Friday, May 22, 2009

How Come I'm Not Losing Weight On 1500 Calories?

I am a 34 year old woman who is trying to maintain my weight with maybe a bit of fat loss. I am 155 pounds but don't have a lot of fat. Maybe 15%. I have a lot of muscle mass in my arms and legs. I do 60 minutes of cardio (running then biking) 5 days per week, followed by weights and abs on alternating days. I burn about 700 to 800 calories per work out. I practice karate on the sixth day. I eat about 1500 calories per day and I am wondering if that is enough because for the amount of activity I do it seems that any weight loss is minimal.

--Julia M.

Hi Julia,
Great to see you keeping up such an active lifestyle! You don't mention your height, but anyone weighing 155 pounds, with lots of muscle, and daily 700 calorie workouts, surely burns much more than 1500 calories per day.

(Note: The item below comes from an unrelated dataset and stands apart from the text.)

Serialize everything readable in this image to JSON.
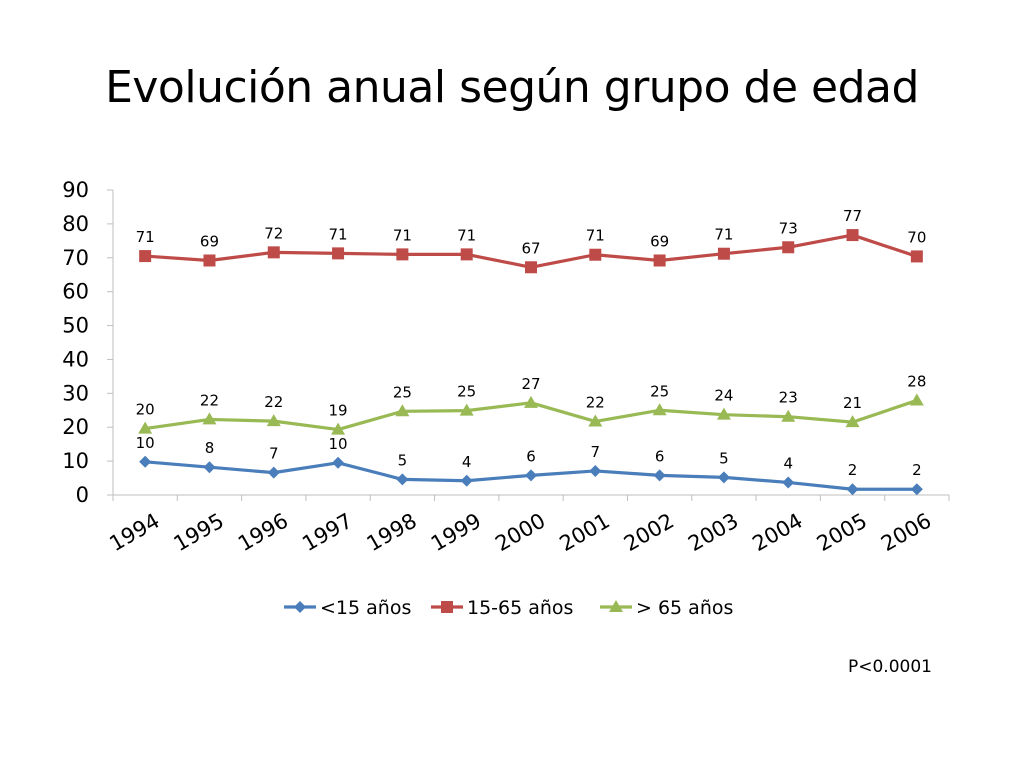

The most likely explanation is that you are eating more than you think you are! I would try measuring my food servings just a few times so you have a better idea of what "3 ounces of chicken" looks like or "1 cup of pasta". You may find out you are overestimating some serving sizes by 50%, which is common.

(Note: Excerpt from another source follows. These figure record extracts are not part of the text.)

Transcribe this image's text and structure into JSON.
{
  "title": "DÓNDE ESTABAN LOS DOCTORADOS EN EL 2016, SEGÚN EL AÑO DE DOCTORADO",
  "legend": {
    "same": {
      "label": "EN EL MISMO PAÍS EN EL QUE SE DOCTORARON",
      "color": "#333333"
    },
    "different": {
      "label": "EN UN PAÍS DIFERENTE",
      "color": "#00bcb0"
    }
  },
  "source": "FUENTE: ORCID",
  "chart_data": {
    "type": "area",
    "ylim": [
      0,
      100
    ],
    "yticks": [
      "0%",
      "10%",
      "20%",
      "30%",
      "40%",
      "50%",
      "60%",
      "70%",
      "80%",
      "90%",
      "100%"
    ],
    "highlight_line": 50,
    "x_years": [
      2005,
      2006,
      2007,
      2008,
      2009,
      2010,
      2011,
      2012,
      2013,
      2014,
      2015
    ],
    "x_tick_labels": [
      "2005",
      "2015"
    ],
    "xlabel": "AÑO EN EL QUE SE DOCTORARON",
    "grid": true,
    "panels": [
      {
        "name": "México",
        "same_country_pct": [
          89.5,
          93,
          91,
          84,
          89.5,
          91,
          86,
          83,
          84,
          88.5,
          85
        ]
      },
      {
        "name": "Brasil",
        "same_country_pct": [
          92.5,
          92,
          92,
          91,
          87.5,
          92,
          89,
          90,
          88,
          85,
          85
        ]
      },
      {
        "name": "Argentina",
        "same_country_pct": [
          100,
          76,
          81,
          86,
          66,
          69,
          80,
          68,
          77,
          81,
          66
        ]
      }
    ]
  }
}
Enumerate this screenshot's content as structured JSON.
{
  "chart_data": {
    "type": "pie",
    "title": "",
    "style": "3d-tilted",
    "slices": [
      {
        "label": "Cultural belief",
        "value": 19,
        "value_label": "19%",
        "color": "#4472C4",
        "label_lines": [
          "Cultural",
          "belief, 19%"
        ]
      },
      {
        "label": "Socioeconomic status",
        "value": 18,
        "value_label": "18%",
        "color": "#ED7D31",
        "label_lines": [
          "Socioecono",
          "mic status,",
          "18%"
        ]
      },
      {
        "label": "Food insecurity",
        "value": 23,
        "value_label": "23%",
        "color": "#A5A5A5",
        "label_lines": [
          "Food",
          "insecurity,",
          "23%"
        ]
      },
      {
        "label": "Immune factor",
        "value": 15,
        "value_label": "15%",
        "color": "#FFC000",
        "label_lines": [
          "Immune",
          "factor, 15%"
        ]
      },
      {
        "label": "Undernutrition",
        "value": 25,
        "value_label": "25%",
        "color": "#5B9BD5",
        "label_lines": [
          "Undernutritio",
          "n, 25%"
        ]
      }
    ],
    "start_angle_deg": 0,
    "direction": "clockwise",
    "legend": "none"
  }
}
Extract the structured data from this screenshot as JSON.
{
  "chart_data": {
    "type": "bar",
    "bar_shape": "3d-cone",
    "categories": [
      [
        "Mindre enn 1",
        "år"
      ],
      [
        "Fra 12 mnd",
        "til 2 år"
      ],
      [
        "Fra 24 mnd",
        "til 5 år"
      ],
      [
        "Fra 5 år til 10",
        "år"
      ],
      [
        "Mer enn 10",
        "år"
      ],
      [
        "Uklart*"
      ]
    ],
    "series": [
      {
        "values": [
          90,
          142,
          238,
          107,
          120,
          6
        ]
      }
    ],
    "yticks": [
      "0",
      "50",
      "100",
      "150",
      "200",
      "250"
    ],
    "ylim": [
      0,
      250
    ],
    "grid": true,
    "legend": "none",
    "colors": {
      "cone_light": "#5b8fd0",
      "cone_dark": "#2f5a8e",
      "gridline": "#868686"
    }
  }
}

Another common way people underestimate their intake is by letting some snack foods slip under the radar. You may well remember having a healthy breakfast, lunch, and dinner, but what about the coffee drink you had when you met your friend late morning, or the ice cream cone you picked up when you took your son and his friends out after school? At the end of the day, we tend to forget the foods that we would like to forget we ate! The fix for this is a food diary; try keeping one for a week or two, writing down everything you eat within 20 minutes of eating it. The diary doesn't have to be anything fancier than a scrap of notebook paper tucked in your pocket or purse--it's just a way to track exactly what you are eating.

You may find a couple of hundred extra calories hiding out between meals and on serving portions that will be the answer you've been looking for.